With Elizabethtown College’s large solar array as a backdrop, Gov. Tom Wolf on Monday called new state legislation designed to boost renewable solar energy a “game-changer.”
Last week, Wolf signed into law changes to the state’s Alternative Energy Portfolio Standards, which since 2005 have required an increasing percentage of electricity used in Pennsylvania to be produced from alternative energy sources such as solar, wind, hydro, biofuels and methane captured from landfills.
By 2021, some 18 percent of all electricity will have to come from alternative energy sources. At least one-half a percent must be from solar. Currently, 13 percent of electricity in the state is from renewable sources.
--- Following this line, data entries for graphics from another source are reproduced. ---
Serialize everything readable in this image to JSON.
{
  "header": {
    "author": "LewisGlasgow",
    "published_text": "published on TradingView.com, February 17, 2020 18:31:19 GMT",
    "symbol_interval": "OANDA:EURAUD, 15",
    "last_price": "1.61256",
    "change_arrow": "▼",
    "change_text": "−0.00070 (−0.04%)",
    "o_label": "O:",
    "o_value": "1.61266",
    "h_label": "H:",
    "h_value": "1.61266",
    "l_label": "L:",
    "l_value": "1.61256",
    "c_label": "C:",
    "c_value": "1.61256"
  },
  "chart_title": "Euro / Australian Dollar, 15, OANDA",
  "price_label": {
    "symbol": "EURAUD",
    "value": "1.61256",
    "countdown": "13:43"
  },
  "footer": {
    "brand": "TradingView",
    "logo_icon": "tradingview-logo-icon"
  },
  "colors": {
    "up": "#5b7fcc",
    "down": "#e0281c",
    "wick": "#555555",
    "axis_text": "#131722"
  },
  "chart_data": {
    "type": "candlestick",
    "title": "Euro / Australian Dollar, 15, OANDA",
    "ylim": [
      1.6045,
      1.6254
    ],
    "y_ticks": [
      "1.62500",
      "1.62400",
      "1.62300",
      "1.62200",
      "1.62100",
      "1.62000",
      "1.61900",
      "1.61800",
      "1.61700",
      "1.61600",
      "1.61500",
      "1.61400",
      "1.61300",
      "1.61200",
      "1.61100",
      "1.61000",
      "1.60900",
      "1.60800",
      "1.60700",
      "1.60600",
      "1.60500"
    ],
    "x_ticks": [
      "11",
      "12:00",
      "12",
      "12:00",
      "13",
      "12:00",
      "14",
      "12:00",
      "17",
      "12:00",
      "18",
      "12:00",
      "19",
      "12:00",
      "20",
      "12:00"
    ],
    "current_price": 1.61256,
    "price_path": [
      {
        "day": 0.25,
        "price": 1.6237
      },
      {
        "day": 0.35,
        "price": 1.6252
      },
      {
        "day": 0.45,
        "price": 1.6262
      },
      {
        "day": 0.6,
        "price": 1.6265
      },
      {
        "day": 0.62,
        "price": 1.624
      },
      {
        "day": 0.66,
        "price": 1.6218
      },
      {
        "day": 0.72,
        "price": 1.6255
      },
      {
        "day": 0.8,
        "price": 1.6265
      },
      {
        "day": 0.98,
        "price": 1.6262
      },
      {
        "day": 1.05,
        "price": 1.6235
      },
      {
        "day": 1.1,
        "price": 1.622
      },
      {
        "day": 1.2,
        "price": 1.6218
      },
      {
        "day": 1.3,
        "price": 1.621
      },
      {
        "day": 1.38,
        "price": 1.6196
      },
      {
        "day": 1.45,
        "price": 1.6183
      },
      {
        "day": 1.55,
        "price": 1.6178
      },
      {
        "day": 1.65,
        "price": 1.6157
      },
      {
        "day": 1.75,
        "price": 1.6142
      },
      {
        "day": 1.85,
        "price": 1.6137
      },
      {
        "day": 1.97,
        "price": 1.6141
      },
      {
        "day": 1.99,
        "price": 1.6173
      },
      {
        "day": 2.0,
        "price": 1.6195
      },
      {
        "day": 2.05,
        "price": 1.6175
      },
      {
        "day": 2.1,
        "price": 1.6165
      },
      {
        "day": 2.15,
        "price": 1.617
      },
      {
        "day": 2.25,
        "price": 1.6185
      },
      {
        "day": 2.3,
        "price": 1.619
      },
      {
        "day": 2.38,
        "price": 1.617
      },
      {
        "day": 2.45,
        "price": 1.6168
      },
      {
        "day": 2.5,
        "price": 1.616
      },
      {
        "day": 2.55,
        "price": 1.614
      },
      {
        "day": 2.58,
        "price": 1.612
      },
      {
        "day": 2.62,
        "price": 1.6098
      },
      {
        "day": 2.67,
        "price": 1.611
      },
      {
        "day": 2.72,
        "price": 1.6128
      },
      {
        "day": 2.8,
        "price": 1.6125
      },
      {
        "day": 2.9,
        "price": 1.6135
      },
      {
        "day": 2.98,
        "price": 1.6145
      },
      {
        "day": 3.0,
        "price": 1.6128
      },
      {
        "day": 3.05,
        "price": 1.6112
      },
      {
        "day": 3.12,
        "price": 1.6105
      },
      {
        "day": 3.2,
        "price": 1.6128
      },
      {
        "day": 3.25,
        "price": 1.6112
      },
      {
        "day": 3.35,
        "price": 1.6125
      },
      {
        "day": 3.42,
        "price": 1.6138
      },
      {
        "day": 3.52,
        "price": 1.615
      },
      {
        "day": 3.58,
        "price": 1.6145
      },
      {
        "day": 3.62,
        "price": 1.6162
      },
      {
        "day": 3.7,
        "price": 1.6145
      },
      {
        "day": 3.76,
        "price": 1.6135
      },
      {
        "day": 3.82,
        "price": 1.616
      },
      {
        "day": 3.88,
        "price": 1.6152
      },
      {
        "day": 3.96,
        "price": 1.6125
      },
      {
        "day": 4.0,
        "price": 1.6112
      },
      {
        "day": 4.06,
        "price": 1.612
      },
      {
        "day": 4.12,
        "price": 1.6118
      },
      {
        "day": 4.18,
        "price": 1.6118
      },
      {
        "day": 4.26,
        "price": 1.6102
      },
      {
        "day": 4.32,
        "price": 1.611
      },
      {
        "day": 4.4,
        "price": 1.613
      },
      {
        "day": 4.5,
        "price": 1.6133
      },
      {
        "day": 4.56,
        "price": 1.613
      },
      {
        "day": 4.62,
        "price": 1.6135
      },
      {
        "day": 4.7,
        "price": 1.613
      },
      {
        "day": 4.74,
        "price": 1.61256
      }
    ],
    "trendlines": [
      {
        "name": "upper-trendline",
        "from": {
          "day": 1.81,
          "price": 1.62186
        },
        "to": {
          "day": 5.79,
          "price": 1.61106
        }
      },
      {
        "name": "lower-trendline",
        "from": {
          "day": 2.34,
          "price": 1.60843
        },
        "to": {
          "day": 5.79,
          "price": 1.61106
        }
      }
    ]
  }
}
Currently, 26 percent of the solar renewable energy used in Pennsylvania is generated from outside the state’s borders.
That has resulted in a glut of solar power from out of state being offered for sale through credits. The new legislation still allows solar energy to be purchased from out of state but it cannot earn credits.
The hope is that the new in-state credit restriction will pump up the monetary value of credits for Pennsylvania-produced solar and, in turn, increase the incentive to build more solar projects and equipment in the state.
The governor and officials were dwarfed by Elizabethtown College’s rows of solar panels — largest solar array on any school campus in Pennsylvania.
Completed in 2016, the $6 million solar project produces 2.6 megawatts of electricity, enough to supply more than 20 percent of the college’s electrical needs.